Pour lutter contre l'épuisement administratif, enfin, nous suggérons que le Premier ministre veille à ce que tous les ministères et leurs administrations soient sensibilisés à ce risque qui frappe les Français et les agents publics ; cet enjeu serait intégré à la feuille de route de la transformation de chaque ministère, et serait décliné sous forme d'objectifs et d'actions mesurables par chaque administration.

En 1966, Georges Pompidou, alors Premier ministre, s'exclamait : « Mais arrêtez donc d'emmerder les Français ! Il y a trop de lois, trop de textes, trop de règlements dans ce pays ! On en crève ! Laissez-les vivre un peu et vous verrez que tout ira mieux. » Cette déclaration, emblématique du combat immémorial pour la simplification et la sérénité administrative de nos concitoyens, je l'entends aujourd'hui trop souvent dans la bouche de démagogues de circonstance.

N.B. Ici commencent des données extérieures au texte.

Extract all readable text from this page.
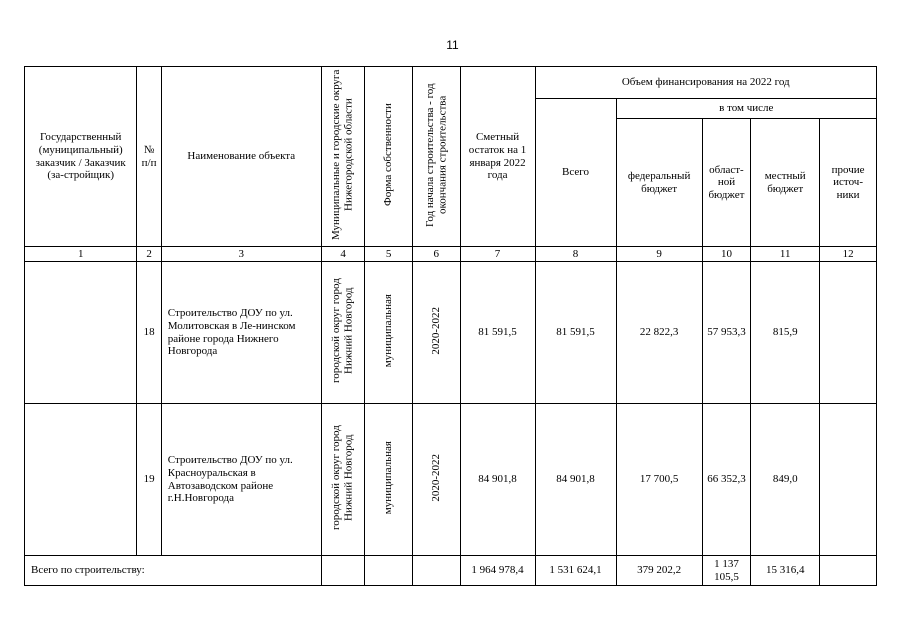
11
Государственный (муниципальный) заказчик / Заказчик (за-стройщик)	№ п/п	Наименование объекта	Муниципальные и городские округа Нижегородской области	Форма собственности	Год начала строительства - год окончания строительства	Сметный остаток на 1 января 2022 года	Объем финансирования на 2022 год				
							Всего	в том числе			
								федеральный бюджет	област-ной бюджет	местный бюджет	прочие источ-ники
1	2	3	4	5	6	7	8	9	10	11	12
	18	Строительство ДОУ по ул. Молитовская в Ле-нинском районе города Нижнего Новгорода	городской округ город Нижний Новгород	муниципальная	2020-2022	81 591,5	81 591,5	22 822,3	57 953,3	815,9	
	19	Строительство ДОУ по ул. Красноуральская в Автозаводском районе г.Н.Новгорода	городской округ город Нижний Новгород	муниципальная	2020-2022	84 901,8	84 901,8	17 700,5	66 352,3	849,0	
Всего по строительству:						1 964 978,4	1 531 624,1	379 202,2	1 137 105,5	15 316,4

En mettant un mot sur les maux de nos concitoyens, nous voulons donner aux Français la preuve concrète que nous les entendons, que nous les considérons et que nous agissons pour eux – notre capacité à transformer leur colère et leur souffrance en une écoute bienveillante et une action constructive, voilà ce qui nous distingue des apprentis sorciers du populisme. C'est aussi en vertu de cette conception de la démocratie et de l'action politique que je compte sur vous, chers collègues, pour voter notre proposition de résolution visant à reconnaître l'épuisement administratif.